From an economic and moral point of view, however, I must admit that a great deal of good has been done by the British Government in Hongkong.
It has provided the Chinese with an actual working model of a Western system of government which, notwithstanding many difficulties, has succeeded in transforming a barren island into a prosperous town, which is now the largest shipping port in China. The impartial administration of law and the humane treatment of criminals cannot but excite admiration and gain the confidence of the natives. If the British Government, in acquiring the desert island, had for its purpose the instruction of the natives in a modern system of government, she is to be sincerely congratulated, but it is feared that her motives were less altruistic.
These remarks apply equally, if not with greater force, to the other colonies or possessions in China under the control of European Powers, as well as to the other colonies of the British Empire, such as Australia, New Zealand, Canada, and others which are called "self-governing dominions". The Imperial Government feels very tender toward these colonists, and practically they are allowed to manage their affairs as they like. Since they are so generously treated and enjoy the protection of so great a power, there is no fear that these self-governing dominions will ever become independent of their mother country; but if they ever should do so, it is most improbable that she would declare war against them, as the British people have grown wiser since their experience with the American colonists. British statesmen have been awakened to the necessity of winning the good-will of their colonists, and within recent years have adopted the policy of inviting the Colonial premiers to London to discuss questions affecting Imperial and Colonial interests. Imperial federation seems to be growing popular with the British and it is probable that in the future England, Scotland, Wales, and Ireland will each have its own parliament, with an Imperial Parliament, sitting at Westminster, containing representatives from all parts of the British Empire, but America is the only nation which has added to her responsibilities with the avowed purpose of making semi-civilized tribes independent, self-governing colonies, and America is almost the only great power that has never occupied or held territory in China.
Let me ask again what is the object of nations seeking new possessions?

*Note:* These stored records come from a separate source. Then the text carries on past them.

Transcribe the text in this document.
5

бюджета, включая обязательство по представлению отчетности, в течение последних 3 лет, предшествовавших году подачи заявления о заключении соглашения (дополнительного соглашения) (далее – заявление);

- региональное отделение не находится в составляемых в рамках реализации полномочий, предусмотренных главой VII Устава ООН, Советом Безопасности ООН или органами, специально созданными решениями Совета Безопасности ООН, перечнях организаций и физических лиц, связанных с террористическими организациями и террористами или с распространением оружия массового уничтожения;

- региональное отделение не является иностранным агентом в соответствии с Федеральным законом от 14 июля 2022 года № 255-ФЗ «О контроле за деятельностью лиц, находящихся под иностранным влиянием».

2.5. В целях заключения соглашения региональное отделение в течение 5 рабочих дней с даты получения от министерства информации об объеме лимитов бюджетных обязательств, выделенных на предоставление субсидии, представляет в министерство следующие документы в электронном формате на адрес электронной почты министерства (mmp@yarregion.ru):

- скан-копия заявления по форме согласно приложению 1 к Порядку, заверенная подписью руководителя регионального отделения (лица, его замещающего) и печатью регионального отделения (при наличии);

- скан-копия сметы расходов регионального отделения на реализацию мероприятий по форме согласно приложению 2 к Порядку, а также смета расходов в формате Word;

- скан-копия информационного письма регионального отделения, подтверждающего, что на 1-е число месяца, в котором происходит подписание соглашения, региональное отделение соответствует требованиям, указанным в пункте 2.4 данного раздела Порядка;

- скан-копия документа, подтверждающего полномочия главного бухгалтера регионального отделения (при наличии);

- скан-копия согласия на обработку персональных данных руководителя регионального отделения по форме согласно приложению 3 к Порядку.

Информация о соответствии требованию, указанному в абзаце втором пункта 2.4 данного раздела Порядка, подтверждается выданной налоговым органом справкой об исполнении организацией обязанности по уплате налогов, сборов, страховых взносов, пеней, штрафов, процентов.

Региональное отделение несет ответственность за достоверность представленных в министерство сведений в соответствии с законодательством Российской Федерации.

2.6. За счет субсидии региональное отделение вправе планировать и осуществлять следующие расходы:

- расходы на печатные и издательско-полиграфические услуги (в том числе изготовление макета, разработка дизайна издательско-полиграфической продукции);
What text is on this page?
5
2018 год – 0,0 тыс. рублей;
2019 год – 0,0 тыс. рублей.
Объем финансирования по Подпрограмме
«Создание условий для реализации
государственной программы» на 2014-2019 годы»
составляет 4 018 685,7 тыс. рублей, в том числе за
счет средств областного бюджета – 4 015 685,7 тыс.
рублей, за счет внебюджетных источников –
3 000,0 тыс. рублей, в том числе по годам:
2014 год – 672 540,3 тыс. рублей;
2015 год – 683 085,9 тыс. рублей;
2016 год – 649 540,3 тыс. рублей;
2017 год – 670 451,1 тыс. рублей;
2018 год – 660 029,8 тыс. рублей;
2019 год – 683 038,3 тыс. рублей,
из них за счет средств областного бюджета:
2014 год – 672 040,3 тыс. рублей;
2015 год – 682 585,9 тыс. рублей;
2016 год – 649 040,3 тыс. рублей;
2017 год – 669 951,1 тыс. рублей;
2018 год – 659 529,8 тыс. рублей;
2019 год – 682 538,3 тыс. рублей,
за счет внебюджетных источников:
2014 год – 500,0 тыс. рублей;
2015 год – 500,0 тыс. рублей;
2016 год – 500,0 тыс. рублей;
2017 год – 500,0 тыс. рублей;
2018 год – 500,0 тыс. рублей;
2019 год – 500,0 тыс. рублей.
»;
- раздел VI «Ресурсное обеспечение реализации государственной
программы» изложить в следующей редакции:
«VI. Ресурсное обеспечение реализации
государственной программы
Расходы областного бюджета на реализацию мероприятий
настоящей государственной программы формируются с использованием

Is it for the purpose of trade? If so, the object can be obtained without acquiring territory. In these days of enlightenment anyone can go to any country and trade without restriction, and in the British colonies the alien is in the same position as the native. He is not hampered by "permits" or other "red-tape" methods. Is it for the purpose of emigration? In Europe, America and all the British colonies, so far as I know, white people, unless they are paupers or undesirables, can emigrate to any country and after a short period become naturalized.